Persistent asthma damages the cardiovascular system
Persistent asthma in adulthood she seems strengthened by it plaque build-up in the carotid arteries increase the risk of heart attack and stroke.
In a new study involving experts from University of Washington was investigated whether persistent asthma with storage plaques in the carotid artery (carotid arteries). The results are published in the Journal of the American Heart Association.
Data from the MESA study were evaluated
The team used data from Multi-Ethnic Study of Atherosclerosis (MESA), which included nearly 7,000 participants who started the course no cardiovascular disease had
In the current study, the researchers used data from 5,029 participants evaluated, who were on average 61 years old and at the beginning Risk factors for cardiovascular diseases were found. Carotid artery ultrasound data were also available for all participants, and 53 percent were female.
Participants were divided into three different categories: those with persistent asthma, intermittent asthma, and those without asthma. 109 participants they fell into the subgroup with persistent asthma, 388 participants into the subgroup with intermittent asthma and the remaining participants had no asthma.

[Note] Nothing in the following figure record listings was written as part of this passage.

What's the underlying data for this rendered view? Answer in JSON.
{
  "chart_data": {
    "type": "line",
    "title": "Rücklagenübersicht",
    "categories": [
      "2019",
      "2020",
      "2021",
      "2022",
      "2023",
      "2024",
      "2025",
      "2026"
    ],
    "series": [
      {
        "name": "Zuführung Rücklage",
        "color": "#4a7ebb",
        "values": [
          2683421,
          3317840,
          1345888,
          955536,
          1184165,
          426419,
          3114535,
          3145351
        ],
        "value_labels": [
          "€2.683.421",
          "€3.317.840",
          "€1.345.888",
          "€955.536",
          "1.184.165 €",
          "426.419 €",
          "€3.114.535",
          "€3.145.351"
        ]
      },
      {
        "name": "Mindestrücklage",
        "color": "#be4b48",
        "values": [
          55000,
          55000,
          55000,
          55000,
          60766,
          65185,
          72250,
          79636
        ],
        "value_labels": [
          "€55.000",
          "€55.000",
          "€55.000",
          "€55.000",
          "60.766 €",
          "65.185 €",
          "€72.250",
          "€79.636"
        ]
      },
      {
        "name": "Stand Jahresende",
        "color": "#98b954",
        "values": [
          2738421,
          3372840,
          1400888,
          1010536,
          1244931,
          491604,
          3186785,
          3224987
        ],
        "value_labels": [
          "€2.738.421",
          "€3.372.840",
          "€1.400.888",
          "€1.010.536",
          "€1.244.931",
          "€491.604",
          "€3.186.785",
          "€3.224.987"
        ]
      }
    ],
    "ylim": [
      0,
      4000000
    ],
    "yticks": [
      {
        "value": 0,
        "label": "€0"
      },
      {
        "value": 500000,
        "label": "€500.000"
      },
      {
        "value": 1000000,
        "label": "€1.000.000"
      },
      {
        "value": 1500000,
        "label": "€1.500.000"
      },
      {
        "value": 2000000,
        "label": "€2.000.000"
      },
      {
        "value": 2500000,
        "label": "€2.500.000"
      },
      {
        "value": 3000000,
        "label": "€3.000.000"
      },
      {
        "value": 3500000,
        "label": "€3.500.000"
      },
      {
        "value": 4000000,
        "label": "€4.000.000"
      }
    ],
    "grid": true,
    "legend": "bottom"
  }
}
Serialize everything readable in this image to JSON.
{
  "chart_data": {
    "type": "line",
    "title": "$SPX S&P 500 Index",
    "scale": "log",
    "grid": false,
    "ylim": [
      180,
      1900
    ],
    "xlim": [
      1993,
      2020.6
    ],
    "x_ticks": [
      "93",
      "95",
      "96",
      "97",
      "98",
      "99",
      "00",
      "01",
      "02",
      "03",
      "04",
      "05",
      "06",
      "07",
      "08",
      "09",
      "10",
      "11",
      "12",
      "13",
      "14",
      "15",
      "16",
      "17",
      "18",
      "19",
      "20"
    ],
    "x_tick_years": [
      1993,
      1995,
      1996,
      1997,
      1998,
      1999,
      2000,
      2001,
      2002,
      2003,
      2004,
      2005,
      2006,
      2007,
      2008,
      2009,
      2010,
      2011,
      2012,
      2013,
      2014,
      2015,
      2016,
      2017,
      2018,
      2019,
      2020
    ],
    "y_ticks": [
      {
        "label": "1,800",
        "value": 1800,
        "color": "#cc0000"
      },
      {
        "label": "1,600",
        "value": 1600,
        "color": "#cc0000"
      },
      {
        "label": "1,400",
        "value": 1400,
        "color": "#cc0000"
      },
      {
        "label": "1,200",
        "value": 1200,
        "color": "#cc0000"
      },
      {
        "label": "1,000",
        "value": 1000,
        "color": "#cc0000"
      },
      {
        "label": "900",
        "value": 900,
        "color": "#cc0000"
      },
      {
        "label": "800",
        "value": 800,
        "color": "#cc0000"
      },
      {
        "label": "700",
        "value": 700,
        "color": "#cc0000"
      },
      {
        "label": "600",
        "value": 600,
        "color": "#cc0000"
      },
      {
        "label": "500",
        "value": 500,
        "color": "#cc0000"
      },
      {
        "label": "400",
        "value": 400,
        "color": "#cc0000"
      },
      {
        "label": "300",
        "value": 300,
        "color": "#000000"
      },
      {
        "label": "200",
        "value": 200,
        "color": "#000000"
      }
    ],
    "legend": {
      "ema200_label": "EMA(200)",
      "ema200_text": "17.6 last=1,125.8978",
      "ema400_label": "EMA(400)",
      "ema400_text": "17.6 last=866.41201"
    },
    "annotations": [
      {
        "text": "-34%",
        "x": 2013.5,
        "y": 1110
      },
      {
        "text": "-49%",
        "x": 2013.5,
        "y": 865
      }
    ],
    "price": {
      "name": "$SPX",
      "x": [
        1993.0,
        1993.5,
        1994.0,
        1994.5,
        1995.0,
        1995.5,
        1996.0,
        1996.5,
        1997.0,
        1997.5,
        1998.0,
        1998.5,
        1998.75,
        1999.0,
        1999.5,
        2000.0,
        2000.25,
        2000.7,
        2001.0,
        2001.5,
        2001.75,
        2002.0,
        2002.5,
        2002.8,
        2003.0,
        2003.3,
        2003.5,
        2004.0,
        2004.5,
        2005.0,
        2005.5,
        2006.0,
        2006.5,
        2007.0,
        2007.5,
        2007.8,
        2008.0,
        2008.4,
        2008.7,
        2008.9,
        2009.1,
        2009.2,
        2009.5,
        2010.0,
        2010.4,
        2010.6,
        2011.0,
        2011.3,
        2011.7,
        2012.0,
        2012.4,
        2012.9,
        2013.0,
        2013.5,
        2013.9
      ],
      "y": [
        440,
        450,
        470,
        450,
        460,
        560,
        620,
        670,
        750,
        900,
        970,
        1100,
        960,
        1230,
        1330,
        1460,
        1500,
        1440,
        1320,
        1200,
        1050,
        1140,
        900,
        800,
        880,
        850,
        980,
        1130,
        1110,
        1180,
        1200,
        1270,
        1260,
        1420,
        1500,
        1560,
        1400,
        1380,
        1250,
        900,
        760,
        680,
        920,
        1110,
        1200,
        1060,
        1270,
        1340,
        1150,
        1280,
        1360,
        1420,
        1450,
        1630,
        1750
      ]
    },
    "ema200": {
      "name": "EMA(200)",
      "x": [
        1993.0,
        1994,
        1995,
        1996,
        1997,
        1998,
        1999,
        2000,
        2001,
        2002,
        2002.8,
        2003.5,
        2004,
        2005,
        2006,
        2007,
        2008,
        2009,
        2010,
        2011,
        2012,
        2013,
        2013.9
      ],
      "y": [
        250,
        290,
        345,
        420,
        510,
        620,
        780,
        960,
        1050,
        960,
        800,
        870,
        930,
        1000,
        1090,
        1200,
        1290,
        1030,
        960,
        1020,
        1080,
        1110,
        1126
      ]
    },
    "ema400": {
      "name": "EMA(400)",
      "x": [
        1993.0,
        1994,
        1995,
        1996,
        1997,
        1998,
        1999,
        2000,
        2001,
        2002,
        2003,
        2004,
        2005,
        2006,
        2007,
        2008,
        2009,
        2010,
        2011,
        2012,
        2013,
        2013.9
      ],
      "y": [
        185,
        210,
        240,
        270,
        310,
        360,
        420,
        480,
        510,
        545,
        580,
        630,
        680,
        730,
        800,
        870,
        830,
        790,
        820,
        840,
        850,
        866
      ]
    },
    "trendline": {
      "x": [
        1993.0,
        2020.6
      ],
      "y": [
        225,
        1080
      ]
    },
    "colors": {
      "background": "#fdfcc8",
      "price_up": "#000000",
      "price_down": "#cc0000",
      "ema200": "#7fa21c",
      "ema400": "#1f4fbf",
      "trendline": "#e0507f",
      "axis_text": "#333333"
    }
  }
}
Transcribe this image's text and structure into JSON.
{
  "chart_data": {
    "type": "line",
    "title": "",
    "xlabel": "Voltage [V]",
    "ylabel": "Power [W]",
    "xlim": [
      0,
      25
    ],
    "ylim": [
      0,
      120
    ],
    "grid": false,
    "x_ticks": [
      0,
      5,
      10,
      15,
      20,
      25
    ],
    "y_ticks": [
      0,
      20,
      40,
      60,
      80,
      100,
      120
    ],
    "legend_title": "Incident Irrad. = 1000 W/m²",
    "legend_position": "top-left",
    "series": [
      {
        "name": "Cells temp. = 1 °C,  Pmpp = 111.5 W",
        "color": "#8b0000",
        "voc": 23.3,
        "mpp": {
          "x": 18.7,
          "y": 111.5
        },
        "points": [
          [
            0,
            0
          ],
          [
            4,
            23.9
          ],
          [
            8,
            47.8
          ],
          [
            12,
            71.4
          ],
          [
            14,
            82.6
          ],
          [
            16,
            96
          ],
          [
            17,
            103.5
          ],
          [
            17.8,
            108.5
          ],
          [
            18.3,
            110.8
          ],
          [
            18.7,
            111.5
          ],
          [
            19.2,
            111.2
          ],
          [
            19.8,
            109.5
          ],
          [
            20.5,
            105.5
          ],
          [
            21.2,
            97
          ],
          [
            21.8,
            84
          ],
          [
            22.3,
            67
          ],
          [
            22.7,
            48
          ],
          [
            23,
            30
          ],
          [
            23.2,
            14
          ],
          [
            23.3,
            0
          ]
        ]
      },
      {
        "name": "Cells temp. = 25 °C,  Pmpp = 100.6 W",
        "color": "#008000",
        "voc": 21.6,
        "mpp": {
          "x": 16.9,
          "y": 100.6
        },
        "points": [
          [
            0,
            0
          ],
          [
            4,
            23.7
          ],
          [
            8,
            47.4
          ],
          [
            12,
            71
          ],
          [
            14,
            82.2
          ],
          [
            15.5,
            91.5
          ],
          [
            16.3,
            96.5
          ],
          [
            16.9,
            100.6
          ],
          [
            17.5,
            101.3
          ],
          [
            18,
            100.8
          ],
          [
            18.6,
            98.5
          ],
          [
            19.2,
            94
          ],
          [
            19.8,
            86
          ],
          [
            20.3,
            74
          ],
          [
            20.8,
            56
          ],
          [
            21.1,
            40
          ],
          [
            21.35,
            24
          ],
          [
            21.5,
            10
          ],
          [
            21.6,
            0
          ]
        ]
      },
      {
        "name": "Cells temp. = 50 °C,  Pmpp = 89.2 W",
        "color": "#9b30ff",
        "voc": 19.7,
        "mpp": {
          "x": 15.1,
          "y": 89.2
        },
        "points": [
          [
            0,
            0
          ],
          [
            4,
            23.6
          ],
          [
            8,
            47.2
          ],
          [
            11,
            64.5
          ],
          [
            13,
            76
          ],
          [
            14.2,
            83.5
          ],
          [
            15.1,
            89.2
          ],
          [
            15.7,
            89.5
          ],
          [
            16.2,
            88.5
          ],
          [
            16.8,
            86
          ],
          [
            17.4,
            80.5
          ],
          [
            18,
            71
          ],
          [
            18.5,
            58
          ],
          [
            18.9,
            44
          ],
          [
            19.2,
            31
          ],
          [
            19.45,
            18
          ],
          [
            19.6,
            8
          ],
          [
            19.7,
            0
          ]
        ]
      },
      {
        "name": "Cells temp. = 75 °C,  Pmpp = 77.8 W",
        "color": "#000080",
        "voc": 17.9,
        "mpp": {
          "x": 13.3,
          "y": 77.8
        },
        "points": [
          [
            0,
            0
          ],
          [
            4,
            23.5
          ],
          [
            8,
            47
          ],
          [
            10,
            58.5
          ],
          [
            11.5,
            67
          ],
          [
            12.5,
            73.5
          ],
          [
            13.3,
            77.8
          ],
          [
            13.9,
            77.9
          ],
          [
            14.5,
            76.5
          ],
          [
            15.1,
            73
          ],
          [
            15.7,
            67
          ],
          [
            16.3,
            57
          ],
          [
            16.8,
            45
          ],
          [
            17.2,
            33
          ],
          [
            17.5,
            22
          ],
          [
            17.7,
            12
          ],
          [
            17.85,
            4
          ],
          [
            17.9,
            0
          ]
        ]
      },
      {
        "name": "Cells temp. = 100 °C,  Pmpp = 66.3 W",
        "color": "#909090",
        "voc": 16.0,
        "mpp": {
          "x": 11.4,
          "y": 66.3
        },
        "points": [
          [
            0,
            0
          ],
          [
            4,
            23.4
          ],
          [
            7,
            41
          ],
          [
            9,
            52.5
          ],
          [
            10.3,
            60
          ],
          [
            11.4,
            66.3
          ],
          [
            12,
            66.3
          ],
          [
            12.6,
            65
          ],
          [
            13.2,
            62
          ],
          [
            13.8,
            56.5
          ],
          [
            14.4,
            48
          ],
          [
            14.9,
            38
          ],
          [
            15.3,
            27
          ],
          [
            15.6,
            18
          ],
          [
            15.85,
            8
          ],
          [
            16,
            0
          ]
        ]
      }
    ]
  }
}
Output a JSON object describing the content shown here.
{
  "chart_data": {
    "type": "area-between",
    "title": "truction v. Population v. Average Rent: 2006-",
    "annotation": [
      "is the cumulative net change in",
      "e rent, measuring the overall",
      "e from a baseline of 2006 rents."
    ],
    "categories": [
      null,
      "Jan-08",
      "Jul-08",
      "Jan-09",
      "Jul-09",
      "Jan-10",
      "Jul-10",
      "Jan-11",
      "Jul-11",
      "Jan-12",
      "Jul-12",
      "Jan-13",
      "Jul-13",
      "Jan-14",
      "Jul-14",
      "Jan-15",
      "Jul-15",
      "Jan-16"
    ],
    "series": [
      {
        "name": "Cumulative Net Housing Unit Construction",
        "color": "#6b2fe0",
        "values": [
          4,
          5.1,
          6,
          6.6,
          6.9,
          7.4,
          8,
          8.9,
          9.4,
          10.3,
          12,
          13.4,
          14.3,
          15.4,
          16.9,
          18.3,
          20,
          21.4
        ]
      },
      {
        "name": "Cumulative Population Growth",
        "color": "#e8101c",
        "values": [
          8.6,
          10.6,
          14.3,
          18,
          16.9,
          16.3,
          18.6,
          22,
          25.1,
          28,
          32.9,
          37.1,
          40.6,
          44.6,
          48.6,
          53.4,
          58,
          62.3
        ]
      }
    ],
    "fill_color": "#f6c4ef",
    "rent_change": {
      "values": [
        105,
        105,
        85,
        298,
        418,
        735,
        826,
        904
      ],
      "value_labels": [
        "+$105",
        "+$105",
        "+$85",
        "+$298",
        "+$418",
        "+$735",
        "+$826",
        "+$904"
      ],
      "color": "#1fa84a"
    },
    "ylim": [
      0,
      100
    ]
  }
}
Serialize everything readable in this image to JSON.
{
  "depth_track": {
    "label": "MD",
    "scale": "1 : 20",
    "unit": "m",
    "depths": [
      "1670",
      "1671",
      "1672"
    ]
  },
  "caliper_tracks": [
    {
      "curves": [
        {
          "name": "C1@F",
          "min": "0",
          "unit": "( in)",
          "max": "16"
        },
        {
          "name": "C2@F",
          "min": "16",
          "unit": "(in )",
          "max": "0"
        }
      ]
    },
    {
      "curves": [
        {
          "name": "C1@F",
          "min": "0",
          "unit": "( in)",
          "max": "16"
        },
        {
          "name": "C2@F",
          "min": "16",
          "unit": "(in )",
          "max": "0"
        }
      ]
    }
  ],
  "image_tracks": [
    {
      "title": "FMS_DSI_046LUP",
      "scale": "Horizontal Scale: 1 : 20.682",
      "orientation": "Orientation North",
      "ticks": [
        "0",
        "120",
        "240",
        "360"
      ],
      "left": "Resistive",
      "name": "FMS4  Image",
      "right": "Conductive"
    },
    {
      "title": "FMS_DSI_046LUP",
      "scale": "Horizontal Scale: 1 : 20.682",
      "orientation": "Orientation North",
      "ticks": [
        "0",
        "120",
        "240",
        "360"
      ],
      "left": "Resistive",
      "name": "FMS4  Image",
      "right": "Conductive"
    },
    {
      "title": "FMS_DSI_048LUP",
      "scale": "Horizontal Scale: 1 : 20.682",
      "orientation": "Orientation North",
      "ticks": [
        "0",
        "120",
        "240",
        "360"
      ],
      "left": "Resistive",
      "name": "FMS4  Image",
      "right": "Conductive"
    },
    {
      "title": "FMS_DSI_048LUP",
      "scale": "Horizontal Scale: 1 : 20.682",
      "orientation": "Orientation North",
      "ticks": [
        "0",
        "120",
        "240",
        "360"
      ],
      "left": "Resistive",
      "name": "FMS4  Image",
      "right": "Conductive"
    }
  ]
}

Plaque measured in the carotid artery
At the beginning of the MESA study ultrasound examinations left and right carotid arteries to identify plaques in the carotid artery. The researchers explain that based on the number of plaques in the walls of both carotid arteries, the total value of the load was calculated.
In addition, blood levels of inflammatory biomarkers were also identified Interleukin-6 (IL-6) a C-reactive protein (CRP), the researchers add.
Dilated deposits of the carotid artery
Data analysis showed this 67 percent of participants with persistent asthma had plaques in the carotid artery, whereas this was the only case 49.5 percent of people with intermittent asthma and for 50.5 percent participants without asthma.
Additionally, people with persistent asthma who had plaques in the carotid artery had an average of two plaques, while the other groups had only one plaque on average.
The risk doubled for persistent asthma
After data were adjusted for possible confounding factors such as age, gender, weight, prescription drug use, or smoking, participants were assigned persistent asthma almost as compared to people without asthma twice as high The likelihood of plaque in their carotid arteries, according to the research team.
Additionally, participants with persistent asthma reported higher values inflammatory biomarkers on. “Participants with persistent asthma had elevated levels of inflammation in their blood even when their asthma was treated with medication, underscoring the inflammatory nature of asthma.” explains the author of the study Matthew C. Tattersall in a press release from the American Heart Association.
“This analysis tells us that the increased risk of carotid plaques in people with persistent asthma is likely influenced by multiple factors“, so Tattersall. Higher levels of inflammation are also known to lead to negative effects on the cardiovascular system.
One Chronic inflammation contribute to the creation plaques in the arteries which can break loose and cause a heart attack or stroke.
“Many doctors and patients do not realize that the inflammation in the airways in asthma can affect the arteries“, he emphasizes Tattersall. In more severe forms of asthma, treatment of cardiovascular risk factors by adjusting the so-called lifestyle and diet therefore, they will particularly contribute to prevention. (as)
Author and source information
This text meets the requirements of the medical literature, medical guidelines and current studies and has been reviewed by health professionals.
- Matthew C. Tattersall, Alison S. Dasiewicz, Robyn L. McClelland, Nizar N. Jarjour, Claudia E. Korcarz, et al.: Persistent asthma is associated with carotid plaque in MESA; in: Journal of the American Heart Association (veröffentlicht 23.11.2022), JAHA
- American Heart Association: Persistent asthma associated with increased plaque buildup in arteries leading to the brain (veröffentlicht 23.11.2022), American Heart Association
This article contains general advice only and should not be used for self-diagnosis or treatment. It cannot replace a doctor’s visit.